Knocking on doors for Labour’s candidate, Dr Paul Williams, the reception was not particularly angry. This made a nice change from 2019, the organiser of the canvassing session observed. As I say in my piece about visiting Hartlepool, campaigning was not painful in the way I found it was in other places in the 2019 general election. But there was little enthusiasm expressed by Labour voters. Tory mayor Ben Houchen, on the other hand, was eagerly raised by a number of people who thought he was an effective champion for Tees Valley, bringing investment to the area. Repeatedly, I heard the complaint that neither the Tory nor the Labour candidate comes from Hartlepool itself.

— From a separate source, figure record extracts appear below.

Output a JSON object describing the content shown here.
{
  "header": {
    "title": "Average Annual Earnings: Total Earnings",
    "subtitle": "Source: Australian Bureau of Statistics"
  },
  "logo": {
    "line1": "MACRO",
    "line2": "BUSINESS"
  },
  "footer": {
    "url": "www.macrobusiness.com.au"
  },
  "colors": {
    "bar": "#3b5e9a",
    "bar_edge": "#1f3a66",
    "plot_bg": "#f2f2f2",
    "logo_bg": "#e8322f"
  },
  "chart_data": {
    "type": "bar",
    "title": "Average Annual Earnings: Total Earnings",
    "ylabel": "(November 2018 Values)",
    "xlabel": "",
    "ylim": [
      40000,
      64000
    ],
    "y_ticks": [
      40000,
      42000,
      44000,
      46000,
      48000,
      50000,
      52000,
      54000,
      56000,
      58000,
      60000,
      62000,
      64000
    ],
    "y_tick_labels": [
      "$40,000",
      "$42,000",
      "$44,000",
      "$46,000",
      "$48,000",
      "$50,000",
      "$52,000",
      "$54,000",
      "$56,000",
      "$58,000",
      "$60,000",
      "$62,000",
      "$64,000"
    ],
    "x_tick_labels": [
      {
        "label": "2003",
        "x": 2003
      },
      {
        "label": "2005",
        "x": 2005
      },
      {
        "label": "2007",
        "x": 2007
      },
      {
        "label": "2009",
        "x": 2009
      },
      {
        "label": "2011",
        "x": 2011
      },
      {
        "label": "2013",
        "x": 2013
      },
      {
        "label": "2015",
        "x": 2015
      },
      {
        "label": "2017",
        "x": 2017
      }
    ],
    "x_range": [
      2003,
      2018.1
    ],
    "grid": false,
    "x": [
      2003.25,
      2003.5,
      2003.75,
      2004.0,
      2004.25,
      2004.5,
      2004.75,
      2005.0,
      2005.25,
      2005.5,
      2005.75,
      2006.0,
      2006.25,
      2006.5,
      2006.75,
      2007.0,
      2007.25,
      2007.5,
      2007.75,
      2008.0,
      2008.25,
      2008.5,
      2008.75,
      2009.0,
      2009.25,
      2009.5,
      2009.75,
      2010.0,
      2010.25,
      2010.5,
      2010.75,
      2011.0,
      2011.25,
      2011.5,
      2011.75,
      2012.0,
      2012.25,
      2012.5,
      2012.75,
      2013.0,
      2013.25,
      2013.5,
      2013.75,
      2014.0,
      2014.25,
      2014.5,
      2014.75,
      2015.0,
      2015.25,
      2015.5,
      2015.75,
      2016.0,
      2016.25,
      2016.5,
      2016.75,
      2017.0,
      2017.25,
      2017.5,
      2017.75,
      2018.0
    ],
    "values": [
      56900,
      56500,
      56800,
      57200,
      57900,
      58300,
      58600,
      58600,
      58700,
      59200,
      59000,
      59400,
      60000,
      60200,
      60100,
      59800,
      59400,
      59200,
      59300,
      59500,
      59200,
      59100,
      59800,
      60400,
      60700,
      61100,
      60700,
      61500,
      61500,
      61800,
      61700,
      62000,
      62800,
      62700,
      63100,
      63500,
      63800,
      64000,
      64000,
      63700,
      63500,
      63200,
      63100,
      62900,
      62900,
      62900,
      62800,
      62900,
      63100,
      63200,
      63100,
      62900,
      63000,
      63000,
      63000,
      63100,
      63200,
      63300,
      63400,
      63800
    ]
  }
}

Tory attack lines against Dr Williams appeared to be cutting through: several repeated the claim that it was his fault, as a member of the clinical commissioning group, that hospital services had moved away from the town (he says he was not responsible for the decision and has worked since to bring services back to Hartlepool). As for Keir Starmer, nobody was infuriated by his leadership – unlike how many felt towards Jeremy Corbyn by the time of his second general election as leader – but the Hartlepool voters I met either didn’t know who he was or expressed disappointment. Boris Johnson, meanwhile, still seemed to be regarded quite fondly despite the Covid death rate.

I did not meet every voter in Hartlepool, of course, and there will be many in the town who disagree with those quoted in my write-up. But after these conversations, the Survation poll released today did not come as a huge surprise to me. The research on behalf of ITV’s Good Morning Britain, conducted from April 23rd to 29th, shows that the Conservatives are on course for a by-election win with a 17-point lead. It also indicates that the Prime Minister is viewed favourably, with 51% approving of him, while Starmer is thought of unfavourably. Those who voted for the Brexit Party in 2019 are overwhelmingly going Tory now, rather than Labour. The poll used a small sample size, but its findings are worrying.

Because Westminster journalists prefer covering Westminster elections, and because the result is expected to be one of the first announced after polls close on Thursday, the Hartlepool result is likely to dominate coverage of these elections. While Starmer is saying Hartlepool was “always going to be tough” after 2019, it will not escape people’s attention that Labour held onto the seat that year. The pro-Brexit vote was split then, whereas now it is a straight Labour-Tory fight. There is little comfort to be found in this fact, however. The bottom line is that people in seats like this one, which has been Labour since its creation, are becoming more comfortable casting their votes for the Conservatives – and, with a Prime Minister successfully portraying his administration as one entirely separate from the last decade of Tory rule, this will be a difficult trend to reverse before the next election.